I want to do multiple regression using the dependent variable "posn_neg_5" using a mixture of continuous and binary independent variables. However, posn_neg_5 is not normally distributed (see below). I would like to avoid transformation so that the output remains in units the readers can understand/ interpret.
The statistics that are typically calculated along with linear regression assume that residuals are normally distributed. It's not necessarily a problem that your response variable is non-normal - what matters are the residuals. I would go ahead and fit the model you have in mind and test the residuals.
If you still think you require a transformation, then I would do it, and try to use effects plots plotted on the original scale to help your readers understand the relationship between the predictors and the response.
One thing I notice is that your response variable is perhaps on a discrete scale. This might push you to treat it as an ordinal categorical variable and do your regression with polr.

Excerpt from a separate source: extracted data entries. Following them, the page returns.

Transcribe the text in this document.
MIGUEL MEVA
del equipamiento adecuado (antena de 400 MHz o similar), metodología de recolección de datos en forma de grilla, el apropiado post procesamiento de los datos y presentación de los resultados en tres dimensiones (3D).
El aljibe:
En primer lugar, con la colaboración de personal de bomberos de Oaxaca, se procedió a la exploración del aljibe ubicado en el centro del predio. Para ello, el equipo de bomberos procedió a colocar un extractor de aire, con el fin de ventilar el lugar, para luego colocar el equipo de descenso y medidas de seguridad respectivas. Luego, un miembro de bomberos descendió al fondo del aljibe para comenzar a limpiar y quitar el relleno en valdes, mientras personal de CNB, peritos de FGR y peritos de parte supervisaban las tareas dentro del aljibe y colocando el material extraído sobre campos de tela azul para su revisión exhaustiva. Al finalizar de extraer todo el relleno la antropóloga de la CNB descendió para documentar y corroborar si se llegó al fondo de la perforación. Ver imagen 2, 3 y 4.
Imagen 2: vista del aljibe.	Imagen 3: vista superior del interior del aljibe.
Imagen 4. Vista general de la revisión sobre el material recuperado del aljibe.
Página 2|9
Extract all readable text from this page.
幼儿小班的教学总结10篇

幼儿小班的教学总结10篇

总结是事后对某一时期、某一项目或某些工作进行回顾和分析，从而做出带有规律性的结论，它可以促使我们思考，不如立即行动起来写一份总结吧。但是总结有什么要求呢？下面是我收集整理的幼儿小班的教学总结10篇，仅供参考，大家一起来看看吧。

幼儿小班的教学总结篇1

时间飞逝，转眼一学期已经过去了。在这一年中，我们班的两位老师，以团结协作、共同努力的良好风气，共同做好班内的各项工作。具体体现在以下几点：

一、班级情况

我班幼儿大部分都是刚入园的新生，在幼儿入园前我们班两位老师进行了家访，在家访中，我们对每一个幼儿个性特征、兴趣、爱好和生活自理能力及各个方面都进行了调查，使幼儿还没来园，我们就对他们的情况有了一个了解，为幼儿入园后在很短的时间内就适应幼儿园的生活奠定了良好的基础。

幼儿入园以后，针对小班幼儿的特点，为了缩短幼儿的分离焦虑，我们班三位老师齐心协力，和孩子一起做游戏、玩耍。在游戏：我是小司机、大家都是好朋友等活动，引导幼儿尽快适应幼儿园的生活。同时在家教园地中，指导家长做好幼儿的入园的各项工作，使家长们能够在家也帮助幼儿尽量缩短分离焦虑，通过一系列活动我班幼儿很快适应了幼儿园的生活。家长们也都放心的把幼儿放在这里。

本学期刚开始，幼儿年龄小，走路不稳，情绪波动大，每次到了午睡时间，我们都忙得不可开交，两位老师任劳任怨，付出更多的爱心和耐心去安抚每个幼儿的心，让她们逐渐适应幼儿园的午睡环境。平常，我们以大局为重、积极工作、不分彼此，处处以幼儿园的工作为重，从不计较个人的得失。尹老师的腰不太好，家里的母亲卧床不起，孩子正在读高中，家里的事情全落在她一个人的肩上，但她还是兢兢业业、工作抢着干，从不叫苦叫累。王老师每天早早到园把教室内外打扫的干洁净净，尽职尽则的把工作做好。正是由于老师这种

Let me add a bit to @arthur.t 's helpful response. If you have a large sample, then it's not very important that the residuals be normally distributed. Although, as @arthur.t points out, it does matter for auxiliary statistics if the sample is small.
However, when the dependent variable is 0/1, sometimes called a linear probability model, it is likely that you have heteroskedasticity--which does affect the validity of the auxiliary statistics.
Thanks both,
And yes to both points. I was showing ignorance, it's the residuals I need to check.
Normality: Deciding whether a Q-Q plot is adequately normal has always seemed a bit arbitrary. How would I apply a Shapiro-Wilk test directly after the 'Summary' stats?
"polr": I had been concerned about the dependent var not being a true continuous variable. I take it 'polr' would be the safer option?